During my second postdoctoral period at Yale University School of Medicine, my interests expanded to the bacterial “effector proteins,” which are the transport substrates of the secretion systems and key players in causing diseases. My advisor, Jorge Galan, professor and chair of the Department of Microbial Pathogenesis, proposed several fascinating projects to me. It was exciting to know how bacteria utilize host cellular systems for their own benefit and to understand the ingenious role of the effector proteins. It was wonderful that most of my projects were successfully completed in five years. I really appreciate the fact that this success was brought about by judicious and insightful advice from Jorge and by extensive discussion with talented lab mates, including Erec Stebbins.
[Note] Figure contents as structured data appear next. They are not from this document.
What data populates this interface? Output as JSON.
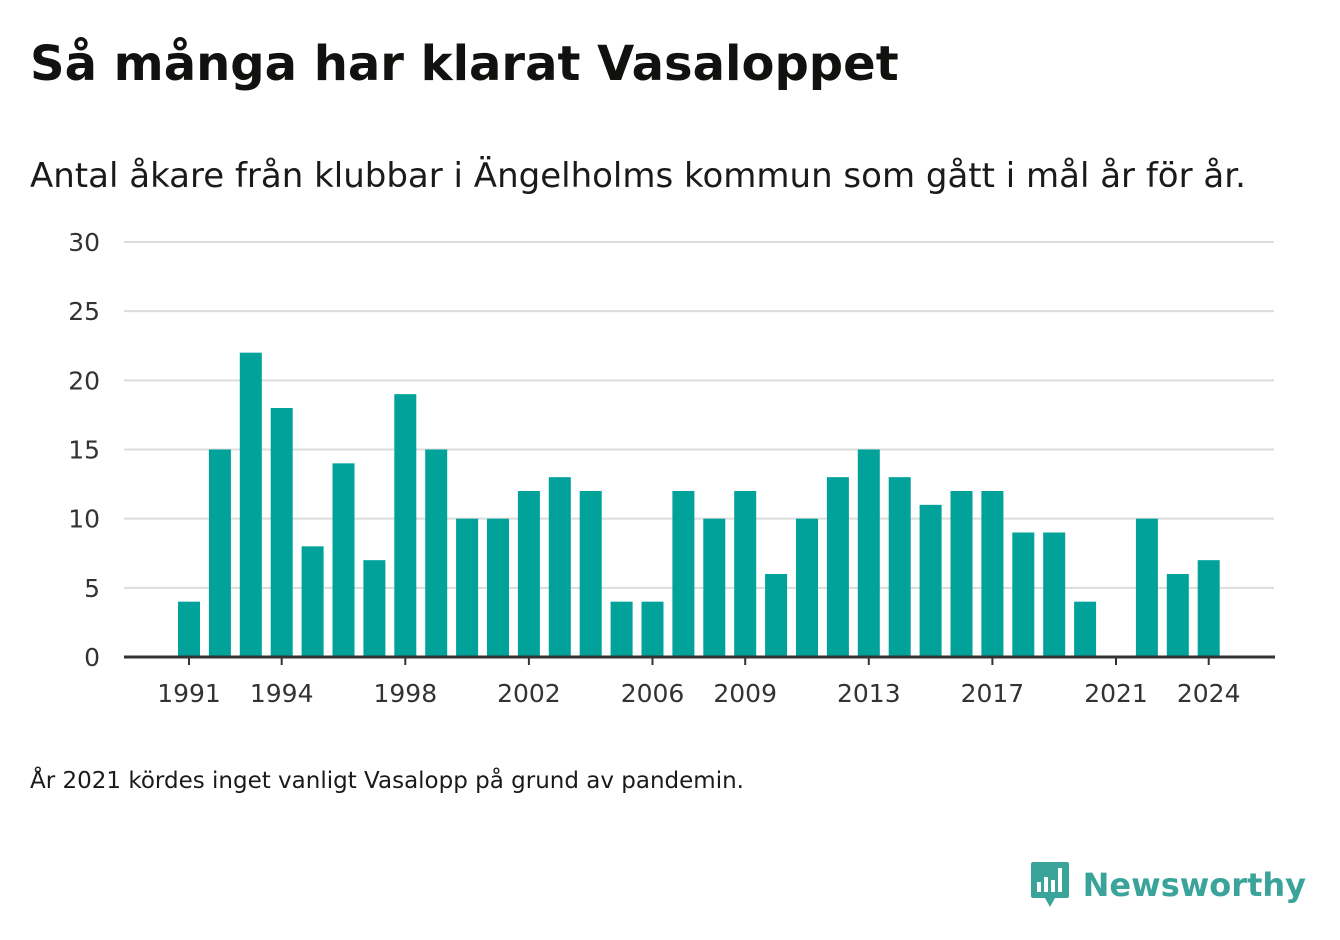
{
  "title": "Så många har klarat Vasaloppet",
  "subtitle": "Antal åkare från klubbar i Ängelholms kommun som gått i mål år för år.",
  "footnote": "År 2021 kördes inget vanligt Vasalopp på grund av pandemin.",
  "brand": {
    "name": "Newsworthy",
    "icon": "newsworthy-logo-icon",
    "color": "#3aa49b"
  },
  "chart_data": {
    "type": "bar",
    "title": "Så många har klarat Vasaloppet",
    "subtitle": "Antal åkare från klubbar i Ängelholms kommun som gått i mål år för år.",
    "xlabel": "",
    "ylabel": "",
    "bar_color": "#00a29a",
    "grid_color": "#dcdcdc",
    "grid": true,
    "ylim": [
      0,
      30
    ],
    "yticks": [
      0,
      5,
      10,
      15,
      20,
      25,
      30
    ],
    "xticks": [
      1991,
      1994,
      1998,
      2002,
      2006,
      2009,
      2013,
      2017,
      2021,
      2024
    ],
    "x": [
      1991,
      1992,
      1993,
      1994,
      1995,
      1996,
      1997,
      1998,
      1999,
      2000,
      2001,
      2002,
      2003,
      2004,
      2005,
      2006,
      2007,
      2008,
      2009,
      2010,
      2011,
      2012,
      2013,
      2014,
      2015,
      2016,
      2017,
      2018,
      2019,
      2020,
      2021,
      2022,
      2023,
      2024
    ],
    "values": [
      4,
      15,
      22,
      18,
      8,
      14,
      7,
      19,
      15,
      10,
      10,
      12,
      13,
      12,
      4,
      4,
      12,
      10,
      12,
      6,
      10,
      13,
      15,
      13,
      11,
      12,
      12,
      9,
      9,
      4,
      0,
      10,
      6,
      7
    ]
  }
}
After returning to Japan, I switched my research interest to the type IV secretion systems (T4SSs), which are evolutionarily related to bacterial conjugation systems, and their substrate effector proteins. I simply wanted to start something new. Legionella pneumophila, a T4SS-possessing bacterium that infects human lungs and causes pneumonia, was mysterious and therefore an attractive target for me. (Later I found it to be a stubborn organism which never wants to expose its identity to host cells or to researchers.) With my respected partner Hiroki Nagai, I started several projects both on the T4SS structure and on the effector proteins at the Research Institute for Microbial Diseases at Osaka University. We identified many effector proteins and presented the concept of a “metaeffector”; an effector that can regulate another effector. I believe that this was a breakthrough finding, showing the multitiered network in effector proteins for the first time. After many years, we have finally gotten the native structure of the core complex of Legionella T4SS. But this is just the beginning to understanding the molecular mechanism of action of T4SSs using the structural analysis.
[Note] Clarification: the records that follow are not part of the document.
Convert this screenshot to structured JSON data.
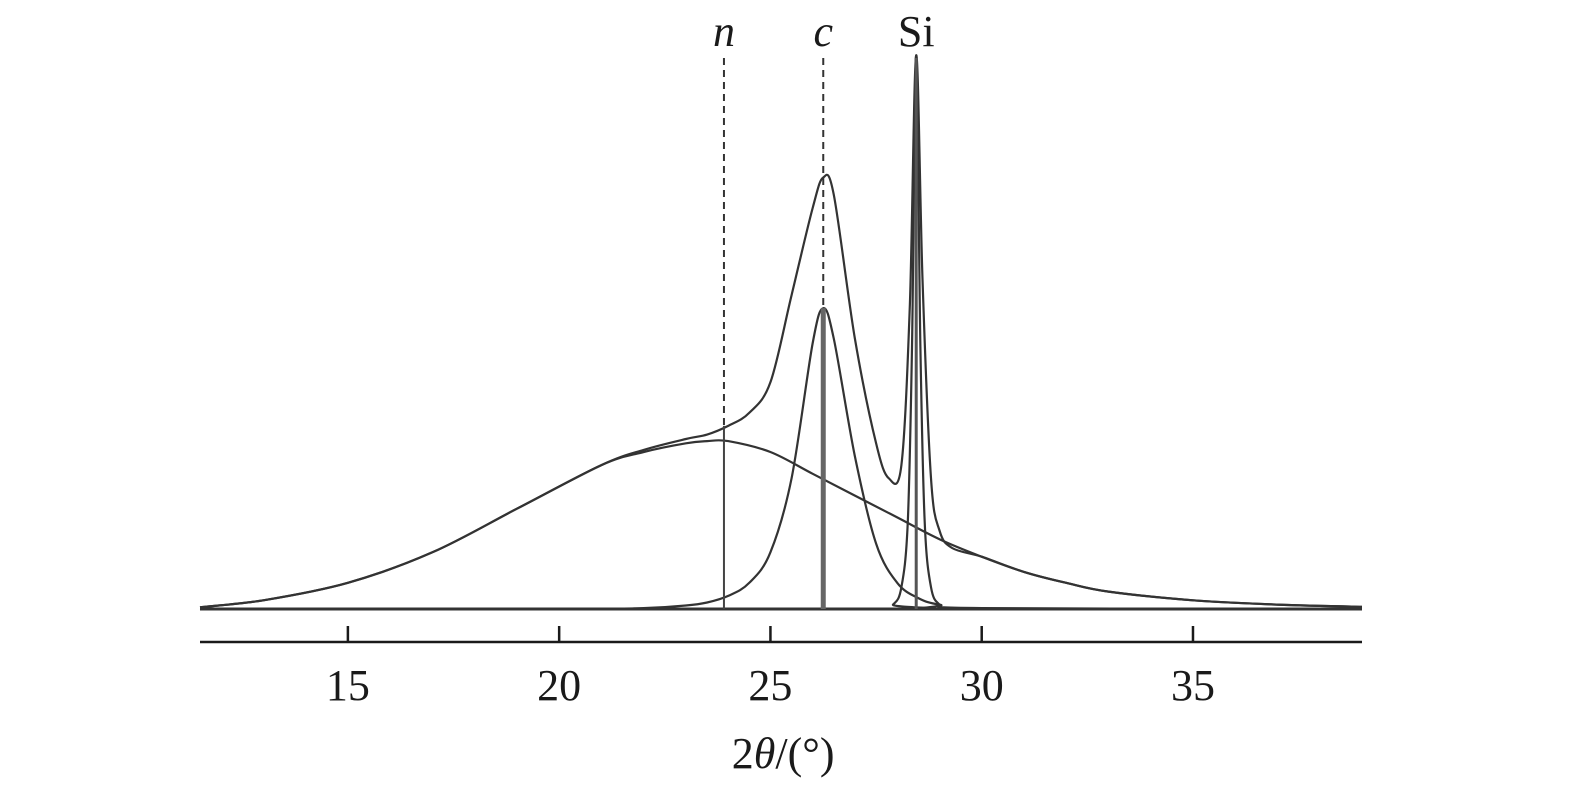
{
  "chart_data": {
    "type": "line",
    "xlabel_parts": [
      "2",
      "θ",
      "/(°)"
    ],
    "xlim": [
      11.5,
      39
    ],
    "xticks": [
      15,
      20,
      25,
      30,
      35
    ],
    "tick_labels": [
      "15",
      "20",
      "25",
      "30",
      "35"
    ],
    "y_axis_shown": false,
    "grid": false,
    "legend": "none",
    "markers": [
      {
        "label": "n",
        "italic": true,
        "x": 23.9,
        "style": "dashed"
      },
      {
        "label": "c",
        "italic": true,
        "x": 26.25,
        "style": "dashed"
      },
      {
        "label": "Si",
        "italic": false,
        "x": 28.45,
        "style": "solid"
      }
    ],
    "series": [
      {
        "role": "broad-component",
        "x": [
          11.5,
          13,
          15,
          17,
          19,
          21,
          22,
          23,
          23.5,
          24,
          25,
          26,
          27,
          28,
          29,
          30,
          31,
          32,
          33,
          35,
          37,
          39
        ],
        "y": [
          0.004,
          0.02,
          0.06,
          0.13,
          0.23,
          0.33,
          0.36,
          0.38,
          0.385,
          0.385,
          0.36,
          0.31,
          0.26,
          0.21,
          0.16,
          0.12,
          0.085,
          0.06,
          0.04,
          0.02,
          0.01,
          0.005
        ]
      },
      {
        "role": "c-component",
        "x": [
          11.5,
          20,
          22,
          23,
          23.5,
          24,
          24.5,
          25,
          25.5,
          26,
          26.25,
          26.5,
          27,
          27.5,
          28,
          28.5,
          29,
          30,
          39
        ],
        "y": [
          0,
          0,
          0.002,
          0.008,
          0.015,
          0.03,
          0.06,
          0.13,
          0.3,
          0.61,
          0.69,
          0.62,
          0.35,
          0.15,
          0.06,
          0.025,
          0.01,
          0.002,
          0
        ]
      },
      {
        "role": "si-component",
        "x": [
          11.5,
          27.6,
          27.9,
          28.1,
          28.25,
          28.35,
          28.45,
          28.55,
          28.65,
          28.8,
          29.0,
          29.3,
          39
        ],
        "y": [
          0,
          0,
          0.01,
          0.05,
          0.2,
          0.6,
          1.27,
          0.6,
          0.2,
          0.05,
          0.01,
          0,
          0
        ]
      },
      {
        "role": "total",
        "x": [
          11.5,
          13,
          15,
          17,
          19,
          21,
          22,
          23,
          23.5,
          24,
          24.5,
          25,
          25.5,
          26,
          26.25,
          26.5,
          27,
          27.5,
          27.8,
          28.1,
          28.3,
          28.45,
          28.6,
          28.8,
          29.0,
          29.3,
          30,
          31,
          32,
          33,
          35,
          37,
          39
        ],
        "y": [
          0.004,
          0.02,
          0.06,
          0.13,
          0.23,
          0.33,
          0.365,
          0.39,
          0.4,
          0.42,
          0.45,
          0.52,
          0.72,
          0.92,
          0.99,
          0.95,
          0.62,
          0.38,
          0.3,
          0.33,
          0.7,
          1.27,
          0.75,
          0.3,
          0.18,
          0.14,
          0.12,
          0.085,
          0.06,
          0.04,
          0.02,
          0.01,
          0.005
        ]
      }
    ]
  }
}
After more than 20 years of research, I am still mainly working at the bench and publishing papers as a first author, probably because I love experimental research and I am also less ambitious about job status than other people. Despite this matter, my days of scientific experiments are filled with joy and excitement. Science is collaboration between humans and nature. What we do as scientists is translating nature’s voice into human language that we can understand. I try not to miss the faint whispers from the bacteria, as they are providing important messages to us. What Bob said to me after achieving the identification the T3SS is a belief of mine; “Chance favors a prepared mind,” which was originally stated by Louis Pasteur.